Truth Wins Out reported earlier this week on Manifested Glory Ministries, a “church” in Connecticut that performs ex-gay exorcisms.
We immediately called upon Exodus’ member church in Connecticut, New Life Church in Meriden, to comment on the exorcism. The church did not respond. Today, however, MSNBC quotes Exodus International in Orlando stating that it does not support exorcism — but does not oppose exorcism, either.
And a fringe group called the “Christian Anti-Defamation Commission” has declared the abuse of gay youths and young adults by so-called churches to be an exercise in “religious liberty” and, strangely, a response to white racism. (Perhaps the demons of homosexuality are white?) Hat tip: Ex-Gay Watch.
Here’s MSNBC’s video report and related article:
According to MSNBC, the exorcist church’s pastor, the “Rev.” Patricia McKinney, lied and said the boy was 18; actually, he was a minor, 16 years old. MSNBC does not question McKinney’s ministerial credentials or academic background: Her web site gives no indication that she has was ever ordained by a reputable religious institution.
Robin McHaelen, social worker and executive director for True Colors, commented:
“They have this kid in a full nelson,” she said. “That just seems abusive to me.”
McHaelen said the boy told her organization’s staff that the church performed the ritual three times at his request. She said the boy has been engaging in risky behavior that she blames on the church’s treatment.

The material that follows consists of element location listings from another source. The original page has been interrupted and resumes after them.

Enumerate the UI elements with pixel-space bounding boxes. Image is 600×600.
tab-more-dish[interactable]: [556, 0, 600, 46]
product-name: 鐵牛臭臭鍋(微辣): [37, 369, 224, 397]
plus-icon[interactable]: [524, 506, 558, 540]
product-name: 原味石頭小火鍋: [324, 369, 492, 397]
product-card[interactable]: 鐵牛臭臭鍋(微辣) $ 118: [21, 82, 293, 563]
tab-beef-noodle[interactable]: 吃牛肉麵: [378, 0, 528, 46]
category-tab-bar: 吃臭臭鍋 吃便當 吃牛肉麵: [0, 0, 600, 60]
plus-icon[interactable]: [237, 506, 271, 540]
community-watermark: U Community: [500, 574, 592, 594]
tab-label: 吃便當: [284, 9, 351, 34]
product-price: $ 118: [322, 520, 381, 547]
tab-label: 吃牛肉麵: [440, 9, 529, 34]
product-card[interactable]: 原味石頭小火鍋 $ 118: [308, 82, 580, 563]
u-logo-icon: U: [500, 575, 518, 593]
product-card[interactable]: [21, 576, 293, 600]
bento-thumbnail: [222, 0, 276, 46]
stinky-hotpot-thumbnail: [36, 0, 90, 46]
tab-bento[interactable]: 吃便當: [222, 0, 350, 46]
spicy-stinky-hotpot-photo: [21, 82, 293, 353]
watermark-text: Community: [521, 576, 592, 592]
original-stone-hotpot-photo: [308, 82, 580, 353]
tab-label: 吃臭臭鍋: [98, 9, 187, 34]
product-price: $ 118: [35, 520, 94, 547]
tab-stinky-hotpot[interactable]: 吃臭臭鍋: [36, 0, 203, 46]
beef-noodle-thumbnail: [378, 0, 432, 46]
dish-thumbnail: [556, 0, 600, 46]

MSNBC reports that Jeff Buchanan of Exodus International claims Exodus does not advocate the church’s approach. What Buchanan didn’t say, however, is that Exodus does not oppose the approach either. Neither the Exodus national office nor its local member church have taken any active steps to discourage further exorcisms.
MSNBC says the Rev. Roland Stringfellow (pictured at left) of Oakland, Calif., was subjected to ex-gay “demon casting” in the 1990s by a Baptist church: He was put in front of the church as members shouted “demon of homosexuality come out of him.”
Regarding that ex-gay experience, MSNBC quotes Stringfellow:
“It caused nothing but shame and embarrassment,” Stringfellow said.
Since its inception in 1976, Exodus International has refused to offer public ethical standards and restraints to discourage such abuse of youth, health, and religion.
Exodus also has refused to explicitly and officially condemn the counterfeit churches that engage in such practices.
McKinney tells MSNBC that she is being unjustly persecuted:
McKinney also has a weekly radio program. She talked on Wednesday’s program about being “persecuted” in recent days but did not mention the video specifically.
“It’s been a hard time for me, but I’m looking good and I’m standing strong because when you have a mandate like mine you’re not going to say what you want without the adversary coming after you,” she said. “If you are a true prophet you’re not going to be popular with the people.”
Like too many ex-gay activists, McKinney projects her own demonic intentions onto others. Since it seems that she can’t tolerate criticism from modern-day prophets, here’s some constructive advice for her:
Take a break from abusing troubled kids, Pattie, and exorcise that cable TV box instead.
And don’t demand removal of the exorcism video from YouTube: Be proud of the evil that you do.